Nearly half of the 850,000 Latinos living in the U.S. state of Georgia lack health insurance—a level of coverage that’s significantly below the national average, according to a study from Emory University’s Rollins School of Public Health reported by the Emory University News Center.
For the study, researchers analyzed data regarding health status and outcomes from a variety of sources, including the U.S. Census Bureau, federal and state health agencies, various other health organizations and prior studies. Research focused on four key health areas—health of mothers and children, obesity and diabetes, cardiovascular disease, and cancer and behavioral health.
The researchers found that extending health insurance to all Latinos in Georgia would greatly increase their overall health, and that Georgia’s Latinos are especially lacking in employer-provided health insurance when compared with black or white residents. The study authors call out the importance of improving such coverage—especially in fields such as construction and service industries, where Latinos are most prevalent.

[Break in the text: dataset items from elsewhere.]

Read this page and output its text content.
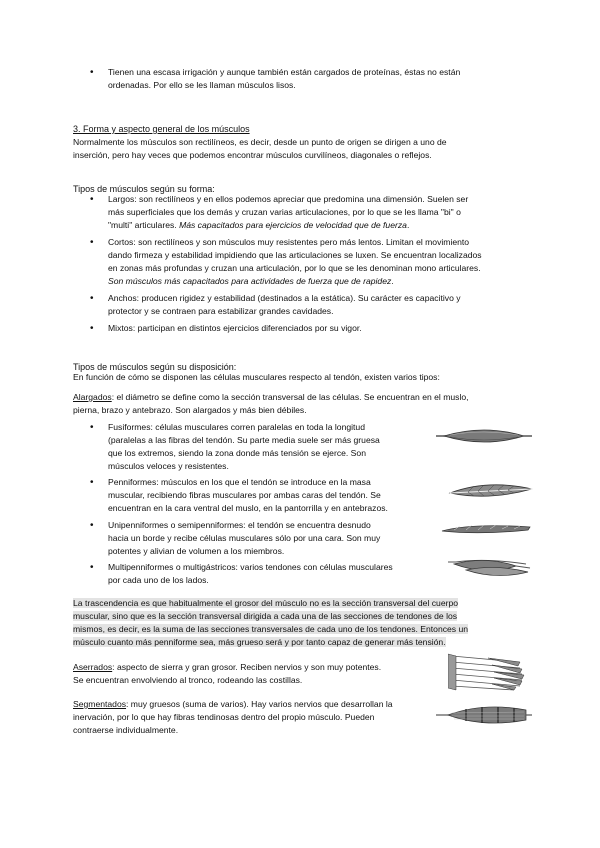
• Tienen una escasa irrigación y aunque también están cargados de proteínas, éstas no están

ordenadas. Por ello se les llaman músculos lisos.

3. Forma y aspecto general de los músculos

Normalmente los músculos son rectilíneos, es decir, desde un punto de origen se dirigen a uno de

inserción, pero hay veces que podemos encontrar músculos curvilíneos, diagonales o reflejos.

Tipos de músculos según su forma:

• Largos: son rectilíneos y en ellos podemos apreciar que predomina una dimensión. Suelen ser

más superficiales que los demás y cruzan varias articulaciones, por lo que se les llama "bi" o

"multi" articulares. Más capacitados para ejercicios de velocidad que de fuerza.

• Cortos: son rectilíneos y son músculos muy resistentes pero más lentos. Limitan el movimiento

dando firmeza y estabilidad impidiendo que las articulaciones se luxen. Se encuentran localizados

en zonas más profundas y cruzan una articulación, por lo que se les denominan mono articulares.

Son músculos más capacitados para actividades de fuerza que de rapidez.

• Anchos: producen rigidez y estabilidad (destinados a la estática). Su carácter es capacitivo y

protector y se contraen para estabilizar grandes cavidades.

• Mixtos: participan en distintos ejercicios diferenciados por su vigor.

Tipos de músculos según su disposición:

En función de cómo se disponen las células musculares respecto al tendón, existen varios tipos:

Alargados: el diámetro se define como la sección transversal de las células. Se encuentran en el muslo,

pierna, brazo y antebrazo. Son alargados y más bien débiles.

• Fusiformes: células musculares corren paralelas en toda la longitud

(paralelas a las fibras del tendón. Su parte media suele ser más gruesa

que los extremos, siendo la zona donde más tensión se ejerce. Son

músculos veloces y resistentes.

• Penniformes: músculos en los que el tendón se introduce en la masa

muscular, recibiendo fibras musculares por ambas caras del tendón. Se

encuentran en la cara ventral del muslo, en la pantorrilla y en antebrazos.

• Unipenniformes o semipenniformes: el tendón se encuentra desnudo

hacia un borde y recibe células musculares sólo por una cara. Son muy

potentes y alivian de volumen a los miembros.

• Multipenniformes o multigástricos: varios tendones con células musculares

por cada uno de los lados.

La trascendencia es que habitualmente el grosor del músculo no es la sección transversal del cuerpo

muscular, sino que es la sección transversal dirigida a cada una de las secciones de tendones de los

mismos, es decir, es la suma de las secciones transversales de cada uno de los tendones. Entonces un

músculo cuanto más penniforme sea, más grueso será y por tanto capaz de generar más tensión.

Aserrados: aspecto de sierra y gran grosor. Reciben nervios y son muy potentes.

Se encuentran envolviendo al tronco, rodeando las costillas.

Segmentados: muy gruesos (suma de varios). Hay varios nervios que desarrollan la

inervación, por lo que hay fibras tendinosas dentro del propio músculo. Pueden

contraerse individualmente.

“We hope the data this study provides will serve as a baseline from which future progress can be measured,” said lead author Karen Andes, assistant professor at the Rollins School of Public Health in Atlanta, “and it can also serve as a call to action to join together with the partners and sponsors of the Latino Health Summit to address key health issues among Georgia Latinos and contribute to a healthier Georgia.”Researchers also found that Latino children in the state—two-thirds of whom came from “mixed nativity” households, having been born in the United States while their parents were born elsewhere—were significantly less likely to have health insurance than children of other ethnicities.
“These mixed nativity families face particular challenges in terms of health status as well as health care access,” Andes said. “Latino children in this state have significantly lower access to health insurance than their black and white peers, and while they begin life with relatively good health, a number of indicators suggest that their health status has declined by the time they are old enough to start school.”